Correlation Between BetaPro NASDAQ and Guardian Canadian
Can any of the company-specific risk be diversified away by investing in both BetaPro NASDAQ and Guardian Canadian at the same time? Although using a correlation coefficient on its own may not help to predict future stock returns, this module helps to understand the diversifiable risk of combining BetaPro NASDAQ and Guardian Canadian into the same portfolio, which is an essential part of the fundamental portfolio management process.
By analyzing existing cross correlation between BetaPro NASDAQ 100 2x and Guardian Canadian Focused, you can compare the effects of market volatilities on BetaPro NASDAQ and Guardian Canadian and check how they will diversify away market risk if combined in the same portfolio for a given time horizon. You can also utilize pair trading strategies of matching a long position in BetaPro NASDAQ with a short position of Guardian Canadian. Check out your portfolio center. Please also check ongoing floating volatility patterns of BetaPro NASDAQ and Guardian Canadian.

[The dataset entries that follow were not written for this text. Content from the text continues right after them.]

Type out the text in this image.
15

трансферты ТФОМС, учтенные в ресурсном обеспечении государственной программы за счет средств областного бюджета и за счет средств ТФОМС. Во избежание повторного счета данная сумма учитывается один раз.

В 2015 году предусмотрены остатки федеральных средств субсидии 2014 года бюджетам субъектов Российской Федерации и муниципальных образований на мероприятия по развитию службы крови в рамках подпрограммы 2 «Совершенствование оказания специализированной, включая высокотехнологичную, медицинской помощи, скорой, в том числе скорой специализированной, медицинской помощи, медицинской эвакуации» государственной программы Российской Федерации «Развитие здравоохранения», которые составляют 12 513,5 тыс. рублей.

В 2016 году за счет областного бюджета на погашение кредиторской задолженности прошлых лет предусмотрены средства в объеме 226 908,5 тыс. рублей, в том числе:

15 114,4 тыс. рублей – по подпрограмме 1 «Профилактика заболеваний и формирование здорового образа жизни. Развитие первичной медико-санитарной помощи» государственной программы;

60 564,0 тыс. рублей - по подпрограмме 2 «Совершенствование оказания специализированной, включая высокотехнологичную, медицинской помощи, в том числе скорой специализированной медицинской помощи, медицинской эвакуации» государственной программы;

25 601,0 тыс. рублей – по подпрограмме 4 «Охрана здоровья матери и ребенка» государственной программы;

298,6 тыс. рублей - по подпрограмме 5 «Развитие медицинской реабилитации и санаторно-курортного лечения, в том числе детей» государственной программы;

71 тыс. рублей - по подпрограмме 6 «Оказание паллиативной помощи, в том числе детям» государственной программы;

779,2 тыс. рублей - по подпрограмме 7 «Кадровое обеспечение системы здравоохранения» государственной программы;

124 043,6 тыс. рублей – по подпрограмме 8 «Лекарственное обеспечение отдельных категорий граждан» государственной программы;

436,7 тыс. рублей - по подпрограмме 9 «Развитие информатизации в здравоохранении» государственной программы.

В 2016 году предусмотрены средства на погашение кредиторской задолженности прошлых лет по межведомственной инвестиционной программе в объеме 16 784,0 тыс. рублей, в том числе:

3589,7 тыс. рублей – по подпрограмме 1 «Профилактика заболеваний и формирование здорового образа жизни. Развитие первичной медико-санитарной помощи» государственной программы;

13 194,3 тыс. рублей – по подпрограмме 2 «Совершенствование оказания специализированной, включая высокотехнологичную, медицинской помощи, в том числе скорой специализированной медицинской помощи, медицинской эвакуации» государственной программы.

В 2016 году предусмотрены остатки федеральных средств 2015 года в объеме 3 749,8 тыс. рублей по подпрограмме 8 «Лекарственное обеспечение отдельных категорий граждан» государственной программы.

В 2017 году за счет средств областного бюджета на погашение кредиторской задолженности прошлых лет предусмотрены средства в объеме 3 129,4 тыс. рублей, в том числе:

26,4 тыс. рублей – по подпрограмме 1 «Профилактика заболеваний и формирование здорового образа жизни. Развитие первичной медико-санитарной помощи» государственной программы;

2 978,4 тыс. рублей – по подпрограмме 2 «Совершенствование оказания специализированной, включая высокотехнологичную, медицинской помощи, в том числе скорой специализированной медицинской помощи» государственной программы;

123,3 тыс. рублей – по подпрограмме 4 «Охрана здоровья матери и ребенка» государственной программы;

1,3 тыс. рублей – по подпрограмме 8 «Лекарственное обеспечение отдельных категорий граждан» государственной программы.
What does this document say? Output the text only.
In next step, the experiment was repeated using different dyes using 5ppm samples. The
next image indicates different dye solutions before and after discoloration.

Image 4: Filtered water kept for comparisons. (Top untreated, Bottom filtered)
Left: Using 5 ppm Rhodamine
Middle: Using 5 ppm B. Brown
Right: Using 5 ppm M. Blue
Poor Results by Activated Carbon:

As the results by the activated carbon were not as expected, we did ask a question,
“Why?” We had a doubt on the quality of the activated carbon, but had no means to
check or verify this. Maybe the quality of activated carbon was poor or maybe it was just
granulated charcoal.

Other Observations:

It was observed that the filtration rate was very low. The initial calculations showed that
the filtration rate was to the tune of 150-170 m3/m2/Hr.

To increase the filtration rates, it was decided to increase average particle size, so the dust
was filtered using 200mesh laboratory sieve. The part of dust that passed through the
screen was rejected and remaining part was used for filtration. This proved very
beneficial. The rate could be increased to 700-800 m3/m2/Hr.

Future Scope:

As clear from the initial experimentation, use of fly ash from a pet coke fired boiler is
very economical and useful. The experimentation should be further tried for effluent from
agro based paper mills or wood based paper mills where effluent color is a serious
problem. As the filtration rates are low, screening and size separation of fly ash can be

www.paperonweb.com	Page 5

Diversification Opportunities for BetaPro NASDAQ and Guardian Canadian
-0.73 | Correlation Coefficient |
Pay attention - limited upside
The 3 months correlation between BetaPro and Guardian is -0.73. Overlapping area represents the amount of risk that can be diversified away by holding BetaPro NASDAQ 100 2x and Guardian Canadian Focused in the same portfolio, assuming nothing else is changed. The correlation between historical prices or returns on Guardian Canadian Focused and BetaPro NASDAQ is a relative statistical measure of the degree to which these equity instruments tend to move together. The correlation coefficient measures the extent to which returns on BetaPro NASDAQ 100 2x are associated (or correlated) with Guardian Canadian. Values of the correlation coefficient range from -1 to +1, where. The correlation of zero (0) is possible when the price movement of Guardian Canadian Focused has no effect on the direction of BetaPro NASDAQ i.e., BetaPro NASDAQ and Guardian Canadian go up and down completely randomly.
Pair Corralation between BetaPro NASDAQ and Guardian Canadian
Assuming the 90 days trading horizon BetaPro NASDAQ 100 2x is expected to under-perform the Guardian Canadian. In addition to that, BetaPro NASDAQ is 2.97 times more volatile than Guardian Canadian Focused. It trades about -0.06 of its total potential returns per unit of risk. Guardian Canadian Focused is currently generating about 0.04 per unit of volatility. If you would invest 2,827 in Guardian Canadian Focused on October 20, 2024 and sell it today you would earn a total of 55.00 from holding Guardian Canadian Focused or generate 1.95% return on investment over 90 days.
Time Period | 3 Months [change] |
Direction | Moves Against |
Strength | Weak |
Accuracy | 98.41% |
Values | Daily Returns |
BetaPro NASDAQ 100 2x vs. Guardian Canadian Focused
Performance |
Timeline |
BetaPro NASDAQ 100 |
Guardian Canadian Focused |
BetaPro NASDAQ and Guardian Canadian Volatility Contrast
Predicted Return Density |
Returns |
Pair Trading with BetaPro NASDAQ and Guardian Canadian
The main advantage of trading using opposite BetaPro NASDAQ and Guardian Canadian positions is that it hedges away some unsystematic risk. Because of two separate transactions, even if BetaPro NASDAQ position performs unexpectedly, Guardian Canadian can make up some of the losses. Pair trading also minimizes risk from directional movements in the market. For example, if an entire industry or sector drops because of unexpected headlines, the short position in Guardian Canadian will offset losses from the drop in Guardian Canadian's long position.BetaPro NASDAQ vs. BetaPro SP 500 | BetaPro NASDAQ vs. BetaPro NASDAQ 100 2x | BetaPro NASDAQ vs. BetaPro SP 500 | BetaPro NASDAQ vs. BetaPro SPTSX 60 |
Guardian Canadian vs. Guardian Directed Equity | Guardian Canadian vs. Guardian Canadian Sector | Guardian Canadian vs. Guardian Ultra Short Canadian | Guardian Canadian vs. Guardian i3 Global |
Check out your portfolio center.Note that this page's information should be used as a complementary analysis to find the right mix of equity instruments to add to your existing portfolios or create a brand new portfolio. You can also try the Insider Screener module to find insiders across different sectors to evaluate their impact on performance.